Alice Sebrell of Asheville takes photographs that highlight the human inclination to hide from things. Her photographs use sculpturally-altered animal forms with added text to pose questions about the individual, hidden history and what a person will do to survive. Her work is exhibited nationally and internationally, and is in the collections of the Asheville Art Museum, Bank of America, R.J. Reynolds and other public and private collections. She received grants from the N.C. Arts Council and the Charlotte/Mecklenburg Arts & Science Council.
Susan Simone of Chapel Hill calls her photography “Doc-u-Art” because each work is a documentary story that may be tied to a social issue, or a reaction to a place or event that she has seen. She has captured the lives of Cuban women, housekeepers at UNC-Chapel Hill, the state’s Hispanic community and the people of Katmandu, Nepal. Her works are a witness of people’s lives told through her memory. She uses digital photographs and scans and Photoshop to merge images, and prints on fabric and archival papers as well. She has exhibited regionally and her works are in public collections in piedmont North Carolina. She was a recipient of a N.C. Arts Council Fellowship.

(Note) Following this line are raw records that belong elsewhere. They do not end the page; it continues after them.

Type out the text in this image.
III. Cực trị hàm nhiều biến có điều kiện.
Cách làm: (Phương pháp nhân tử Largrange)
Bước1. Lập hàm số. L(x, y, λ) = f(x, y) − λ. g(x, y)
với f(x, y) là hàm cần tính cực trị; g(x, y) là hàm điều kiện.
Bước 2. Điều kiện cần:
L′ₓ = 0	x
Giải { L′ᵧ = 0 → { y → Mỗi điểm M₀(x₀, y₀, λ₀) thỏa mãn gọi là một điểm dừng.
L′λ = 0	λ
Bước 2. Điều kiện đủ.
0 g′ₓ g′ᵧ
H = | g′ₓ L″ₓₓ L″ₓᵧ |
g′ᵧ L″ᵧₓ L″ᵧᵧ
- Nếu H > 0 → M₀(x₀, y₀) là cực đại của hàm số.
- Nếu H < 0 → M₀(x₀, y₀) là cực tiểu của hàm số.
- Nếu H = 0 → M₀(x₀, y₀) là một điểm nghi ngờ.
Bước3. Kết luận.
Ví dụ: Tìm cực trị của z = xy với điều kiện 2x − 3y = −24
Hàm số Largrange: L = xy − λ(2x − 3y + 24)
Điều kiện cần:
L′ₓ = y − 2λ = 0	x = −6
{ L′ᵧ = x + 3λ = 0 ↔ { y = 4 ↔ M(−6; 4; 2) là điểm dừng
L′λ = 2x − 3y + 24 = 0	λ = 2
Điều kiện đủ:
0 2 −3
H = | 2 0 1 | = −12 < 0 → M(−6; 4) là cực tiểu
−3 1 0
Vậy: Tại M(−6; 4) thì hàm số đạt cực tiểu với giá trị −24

Chris Sims of Durham and Efland has been working on one project since 2001, a photographic examination of the wars in Afghanistan and Iraq from the American home front. His vision is informed by his work as a photo archivist at the U.S. Holocaust Memorial Museum in Washington, D.C. He seeks out manifestations of the American understanding of what it means to be at war, and how these meanings are communicated through images. He photographs with an eye toward creation of a historical record rather than immediate publication. He won the PDN (Photo District News magazine) Photography Annual Best Photography Award in 2003, 2007 and 2008, and fellowships from the Maryland Institute College of Art, UNC-Chapel Hill and other awards.
David Spear of Madison is a humanist. All of his work involves people and the human condition. His first book, “The Neugents,” was a portrait of his neighbors, followed by “Visible Spirits,” portraits of Mexico, published in 1993 and 2006, respectively. He is the recipient of a Guggenheim Fellowship, Headlands Center for the Arts Fellowship, and N.C. Arts Council Artist Project grant. He has exhibited at the Ackland Museum, Chapel Hill; Louisiana Tech University, Ruston, La., and other venues. His work is in the collections of the Museum of Modern Art, New York City; the Museum of Fine Art, Houston, Tex.; New Orleans Museum of Art; and the Ackland Museum, Chapel Hill.
Jane Terry of Raleigh reflects personal myth and truth in her work using images that result from a blending of spontaneity, chance and intervention. She hopes her work conveys the collective experience of loss and memory. Her photographs are the result of epiphanies revealed through certain images that haunt and inform. Events in her life reference her mother’s death and emerge in her art. She received numerous grants and awards for her work and has exhibited at the San Francisco Art Institute, the N.C. Museum of Art, Louise K. Meisel Gallery in New York and other venues. Her work is included in several private collections.